American does it all, knocks off National in Red Andrews opener
Mike Cook knew his Warwick American club would be a strong offensive team, but he was still underestimating his group heading into Monday’s game with Warwick National.
He won’t underestimate them anymore.
American banged out 12 hits in just five innings en route to a 10-0 mercy-rule victory over National in the opening game of the 28th annual Red Andrews tournament.
Playing with just nine players, American got hits from seven of them and the team had four in its seven-run seventh inning, which turned a 0-0 game into a one-sided affair.
“I didn’t think we’d hit like that, but I’m glad we did,” Cook, American’s manager, said. “I hope it continues.”
Adding to American’s convincing victory was the performance of 11-year-old Tyler Parks on the mound. Parks pitched the entire five innings, and didn’t allow a single hit. He did walk seven batters, but his defense was always there to support him in the few jams he got in to.
“He’s real good,” Cook said. “He pays attention, keeps his head in the game.”
For National, the scoreboard was disappointing, but it only had to look at the second inning to see where things went wrong. It did give up some hits, but it also committed four errors in the frame. Against a team like American, that wasn’t going to cut it.
“The guys really tried hard, but that one inning, it’s infectious,” National manager Chris Tanguay said. “Once you get one error, then they all start. We’ve had that happen before, where it’s one inning that just kills us.”
The inning started out well enough. Eric Roderick singled for American, but National starter Andrew Merryfield got the first out on a fly out. But the next two batters, Darius Frey and Jacob Paul, both reached on errors, loading the bases with one out.
Then the floodgates opened. Jake Randall singled in a run, and two batters later Parks knocked in two more runs. Consecutive errors on balls hit by Nathan Miller and Kyle Reiff made it 5-0, and Roderick picked up his second hit of the inning with a two-run single for the 7-0 lead.
“I was pretty happy,” Cook said. “Everybody contributed. Everybody got hits, made plays. It wasn’t just the pitcher. They were all in the game. I’m very happy for them.”
With Parks on the hill, a seven-run deficit was insurmountable. He struck out the last batter of the second, then struck out two more in a 1-2-3 third. He also struck out two in the fourth while working around a one-out walk.

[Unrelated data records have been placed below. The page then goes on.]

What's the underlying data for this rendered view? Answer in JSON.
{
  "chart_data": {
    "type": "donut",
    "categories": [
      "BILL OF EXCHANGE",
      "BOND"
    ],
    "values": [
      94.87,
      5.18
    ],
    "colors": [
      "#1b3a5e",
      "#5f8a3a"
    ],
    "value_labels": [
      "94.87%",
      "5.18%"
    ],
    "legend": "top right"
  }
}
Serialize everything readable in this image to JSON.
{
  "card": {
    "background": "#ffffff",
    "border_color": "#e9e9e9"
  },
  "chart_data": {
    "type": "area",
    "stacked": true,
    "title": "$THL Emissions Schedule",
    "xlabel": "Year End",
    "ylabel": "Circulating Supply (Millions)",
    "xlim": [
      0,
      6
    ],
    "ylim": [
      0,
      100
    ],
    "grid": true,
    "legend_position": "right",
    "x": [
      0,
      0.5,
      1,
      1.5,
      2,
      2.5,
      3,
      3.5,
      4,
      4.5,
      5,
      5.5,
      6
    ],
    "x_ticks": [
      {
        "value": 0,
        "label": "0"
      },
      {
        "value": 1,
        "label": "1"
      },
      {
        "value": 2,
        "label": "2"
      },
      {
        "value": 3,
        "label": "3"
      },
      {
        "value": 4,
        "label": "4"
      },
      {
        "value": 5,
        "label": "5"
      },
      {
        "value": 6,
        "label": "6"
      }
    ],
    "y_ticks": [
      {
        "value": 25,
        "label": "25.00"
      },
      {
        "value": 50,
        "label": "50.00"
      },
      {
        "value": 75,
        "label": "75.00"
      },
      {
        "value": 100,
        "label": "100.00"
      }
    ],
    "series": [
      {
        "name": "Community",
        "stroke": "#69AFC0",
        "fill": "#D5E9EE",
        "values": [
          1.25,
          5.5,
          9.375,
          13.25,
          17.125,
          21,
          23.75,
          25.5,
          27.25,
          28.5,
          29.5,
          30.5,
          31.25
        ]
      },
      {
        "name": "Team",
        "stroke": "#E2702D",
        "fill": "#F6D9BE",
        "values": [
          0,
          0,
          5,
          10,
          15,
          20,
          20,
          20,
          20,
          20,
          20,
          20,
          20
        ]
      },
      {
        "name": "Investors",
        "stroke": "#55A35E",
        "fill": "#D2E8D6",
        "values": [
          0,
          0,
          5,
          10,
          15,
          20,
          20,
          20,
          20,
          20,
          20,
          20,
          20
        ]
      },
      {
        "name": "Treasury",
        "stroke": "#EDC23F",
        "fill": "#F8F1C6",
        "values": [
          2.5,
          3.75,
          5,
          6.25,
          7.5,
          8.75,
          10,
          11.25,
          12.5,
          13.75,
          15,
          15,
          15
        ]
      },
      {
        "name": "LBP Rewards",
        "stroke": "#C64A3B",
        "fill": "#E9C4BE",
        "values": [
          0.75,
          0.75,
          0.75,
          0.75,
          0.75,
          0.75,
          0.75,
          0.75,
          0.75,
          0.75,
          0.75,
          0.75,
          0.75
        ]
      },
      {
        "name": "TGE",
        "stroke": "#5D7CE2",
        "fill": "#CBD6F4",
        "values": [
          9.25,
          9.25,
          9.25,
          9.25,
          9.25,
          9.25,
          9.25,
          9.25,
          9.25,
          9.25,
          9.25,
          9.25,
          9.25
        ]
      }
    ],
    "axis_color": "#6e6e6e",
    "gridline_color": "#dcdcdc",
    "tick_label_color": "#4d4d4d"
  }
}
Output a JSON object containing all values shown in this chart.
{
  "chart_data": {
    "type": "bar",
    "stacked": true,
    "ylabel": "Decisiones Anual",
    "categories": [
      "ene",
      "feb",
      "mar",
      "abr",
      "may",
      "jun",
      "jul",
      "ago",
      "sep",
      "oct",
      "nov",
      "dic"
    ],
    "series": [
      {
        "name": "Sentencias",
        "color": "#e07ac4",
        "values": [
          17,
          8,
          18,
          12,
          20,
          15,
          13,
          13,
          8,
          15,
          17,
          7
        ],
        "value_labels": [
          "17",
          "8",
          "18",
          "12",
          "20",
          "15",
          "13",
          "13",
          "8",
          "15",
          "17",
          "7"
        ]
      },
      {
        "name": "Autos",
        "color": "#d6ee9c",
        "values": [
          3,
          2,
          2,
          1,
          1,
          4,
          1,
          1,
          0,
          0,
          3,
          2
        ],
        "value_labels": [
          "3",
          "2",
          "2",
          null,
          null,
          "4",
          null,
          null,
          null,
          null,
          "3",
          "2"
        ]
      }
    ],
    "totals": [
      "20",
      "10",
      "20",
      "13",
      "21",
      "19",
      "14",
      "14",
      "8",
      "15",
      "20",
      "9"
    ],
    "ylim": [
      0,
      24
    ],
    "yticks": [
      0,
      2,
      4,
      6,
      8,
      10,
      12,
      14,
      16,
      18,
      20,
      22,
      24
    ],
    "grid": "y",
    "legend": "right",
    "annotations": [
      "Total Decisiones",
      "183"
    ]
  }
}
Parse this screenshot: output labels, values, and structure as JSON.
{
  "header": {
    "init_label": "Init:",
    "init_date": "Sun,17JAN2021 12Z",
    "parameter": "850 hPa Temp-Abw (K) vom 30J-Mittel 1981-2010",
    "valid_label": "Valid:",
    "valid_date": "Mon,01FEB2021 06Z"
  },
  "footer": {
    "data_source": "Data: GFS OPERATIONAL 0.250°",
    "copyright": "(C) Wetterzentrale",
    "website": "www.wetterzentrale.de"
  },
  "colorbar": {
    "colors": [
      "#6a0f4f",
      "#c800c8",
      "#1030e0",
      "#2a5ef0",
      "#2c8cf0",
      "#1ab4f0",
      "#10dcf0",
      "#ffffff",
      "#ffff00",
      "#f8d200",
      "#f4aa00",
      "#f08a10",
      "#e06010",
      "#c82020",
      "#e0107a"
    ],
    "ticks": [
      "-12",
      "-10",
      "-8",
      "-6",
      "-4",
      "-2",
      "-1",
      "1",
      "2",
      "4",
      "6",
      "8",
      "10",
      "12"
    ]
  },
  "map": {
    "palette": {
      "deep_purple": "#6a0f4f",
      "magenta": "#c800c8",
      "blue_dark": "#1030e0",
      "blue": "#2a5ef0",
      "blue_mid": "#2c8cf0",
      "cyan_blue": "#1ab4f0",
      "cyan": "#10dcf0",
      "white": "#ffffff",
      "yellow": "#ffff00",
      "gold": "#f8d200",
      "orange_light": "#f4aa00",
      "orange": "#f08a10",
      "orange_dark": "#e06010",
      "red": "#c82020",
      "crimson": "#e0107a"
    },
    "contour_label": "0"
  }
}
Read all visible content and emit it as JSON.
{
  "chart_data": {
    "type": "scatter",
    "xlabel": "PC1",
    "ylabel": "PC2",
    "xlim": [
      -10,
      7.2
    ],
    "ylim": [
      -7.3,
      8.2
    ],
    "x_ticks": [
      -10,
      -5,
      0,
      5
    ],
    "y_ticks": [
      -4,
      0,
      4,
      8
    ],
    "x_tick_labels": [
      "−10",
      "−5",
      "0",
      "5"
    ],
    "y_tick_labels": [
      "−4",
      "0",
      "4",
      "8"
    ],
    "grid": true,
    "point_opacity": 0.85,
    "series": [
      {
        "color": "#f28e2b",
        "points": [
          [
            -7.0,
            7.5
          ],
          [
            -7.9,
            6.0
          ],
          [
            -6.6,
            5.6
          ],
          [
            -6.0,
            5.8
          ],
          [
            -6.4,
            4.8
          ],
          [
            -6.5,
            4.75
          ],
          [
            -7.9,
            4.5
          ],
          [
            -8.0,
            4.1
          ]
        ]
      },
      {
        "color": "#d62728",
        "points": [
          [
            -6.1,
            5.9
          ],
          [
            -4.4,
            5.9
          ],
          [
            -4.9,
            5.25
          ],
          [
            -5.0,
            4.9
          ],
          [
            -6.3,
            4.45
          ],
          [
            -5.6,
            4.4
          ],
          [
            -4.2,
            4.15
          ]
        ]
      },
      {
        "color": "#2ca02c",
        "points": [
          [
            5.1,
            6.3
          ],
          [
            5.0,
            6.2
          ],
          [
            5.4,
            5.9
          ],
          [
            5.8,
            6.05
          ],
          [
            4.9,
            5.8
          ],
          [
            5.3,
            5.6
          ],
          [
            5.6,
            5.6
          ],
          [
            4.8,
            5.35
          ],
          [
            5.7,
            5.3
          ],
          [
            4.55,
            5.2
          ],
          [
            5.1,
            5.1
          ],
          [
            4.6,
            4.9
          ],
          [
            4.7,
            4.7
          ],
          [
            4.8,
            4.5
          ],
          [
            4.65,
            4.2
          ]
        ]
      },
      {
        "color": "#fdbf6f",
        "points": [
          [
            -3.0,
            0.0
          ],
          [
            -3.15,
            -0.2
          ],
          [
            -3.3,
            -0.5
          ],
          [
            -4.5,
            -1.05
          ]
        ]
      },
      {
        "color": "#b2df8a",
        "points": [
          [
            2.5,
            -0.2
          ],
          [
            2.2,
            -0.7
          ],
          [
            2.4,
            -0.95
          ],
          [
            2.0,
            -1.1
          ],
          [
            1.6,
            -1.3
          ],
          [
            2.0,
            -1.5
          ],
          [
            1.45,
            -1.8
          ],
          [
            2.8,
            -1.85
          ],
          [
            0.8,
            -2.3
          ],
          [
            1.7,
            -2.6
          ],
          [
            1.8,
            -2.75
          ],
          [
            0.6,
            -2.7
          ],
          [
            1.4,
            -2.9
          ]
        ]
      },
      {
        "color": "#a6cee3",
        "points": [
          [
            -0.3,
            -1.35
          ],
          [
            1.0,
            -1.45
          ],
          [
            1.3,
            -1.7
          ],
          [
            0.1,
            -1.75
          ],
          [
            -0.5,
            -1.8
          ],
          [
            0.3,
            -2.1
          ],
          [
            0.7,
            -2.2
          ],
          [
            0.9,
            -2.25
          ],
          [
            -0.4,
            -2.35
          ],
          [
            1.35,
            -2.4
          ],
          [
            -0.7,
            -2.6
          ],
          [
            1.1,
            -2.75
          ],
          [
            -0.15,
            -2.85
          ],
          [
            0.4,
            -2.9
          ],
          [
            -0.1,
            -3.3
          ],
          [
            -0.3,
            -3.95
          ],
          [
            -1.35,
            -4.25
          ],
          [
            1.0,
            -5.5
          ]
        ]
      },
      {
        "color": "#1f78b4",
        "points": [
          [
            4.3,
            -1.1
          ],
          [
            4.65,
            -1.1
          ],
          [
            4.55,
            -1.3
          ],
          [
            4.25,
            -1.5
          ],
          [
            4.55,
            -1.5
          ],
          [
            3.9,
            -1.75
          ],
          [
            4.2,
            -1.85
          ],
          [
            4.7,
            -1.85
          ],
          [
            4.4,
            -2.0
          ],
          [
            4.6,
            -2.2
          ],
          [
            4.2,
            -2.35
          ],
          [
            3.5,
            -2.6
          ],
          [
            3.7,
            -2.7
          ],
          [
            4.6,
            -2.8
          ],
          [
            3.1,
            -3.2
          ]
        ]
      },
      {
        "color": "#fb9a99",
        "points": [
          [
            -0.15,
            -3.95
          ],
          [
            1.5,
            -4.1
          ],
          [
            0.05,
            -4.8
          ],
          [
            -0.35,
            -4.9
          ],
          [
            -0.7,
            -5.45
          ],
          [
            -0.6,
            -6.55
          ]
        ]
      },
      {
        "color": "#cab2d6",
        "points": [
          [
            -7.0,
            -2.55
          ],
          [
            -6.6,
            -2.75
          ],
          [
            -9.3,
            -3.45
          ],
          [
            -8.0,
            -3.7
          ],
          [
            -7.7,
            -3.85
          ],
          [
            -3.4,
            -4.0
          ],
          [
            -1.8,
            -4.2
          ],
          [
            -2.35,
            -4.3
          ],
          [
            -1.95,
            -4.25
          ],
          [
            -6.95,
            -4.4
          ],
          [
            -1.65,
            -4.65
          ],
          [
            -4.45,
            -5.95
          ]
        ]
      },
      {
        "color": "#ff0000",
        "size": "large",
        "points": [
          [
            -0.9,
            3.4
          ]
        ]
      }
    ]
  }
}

“He’s been good all the time I’ve seen him,” Tanguay said of Parks. “He’s been very good and dominating. Actually tonight was the best we’ve done on him.”
American added to its lead in the third, as Randall doubled to knock in Jacob Paul, but Randall was gunned down at third to keep it an eight-run game.
Still, it didn’t make much of a difference. National threatened in the fifth, putting runners at second and third with two outs, but a mental error cost it a chance. Nick Follett walked, and Daniel Tanguay – the runner on third – broke for home, thinking the bases had been loaded. They weren’t, however, and he was tagged out at the plate for the third out of the inning.
“I’m still proud of the guys, no matter what they do,” Chris Tanguay said.
In the bottom of the fourth, American added a run on an Emidio De Souza Rosa single, and in the fifth it ended the game when Roderick singled home Parks with the 10th run.
“They’re a good group of kids,” Cook said. “They worked hard and hopefully they go far in this tournament.”
American will look to keep it going today, when it takes on Continental – which beat Chariho 15-5 on Monday – in the semifinals at 6 p.m. Both teams will also play on Saturday, with the championship game set for 7 p.m.
National played an extra game Tuesday as a substitute team and was scheduled to take on Chariho on Wednesday with the results unavailable at press time. It will play on Saturday as well, regardless of Wednesday’s outcome.
“I’m not worried about my guys,” Tanguay said. “My guys will rebound. We won a scrimmage game 9-8 over the weekend, we’ll get it rolling. We will.”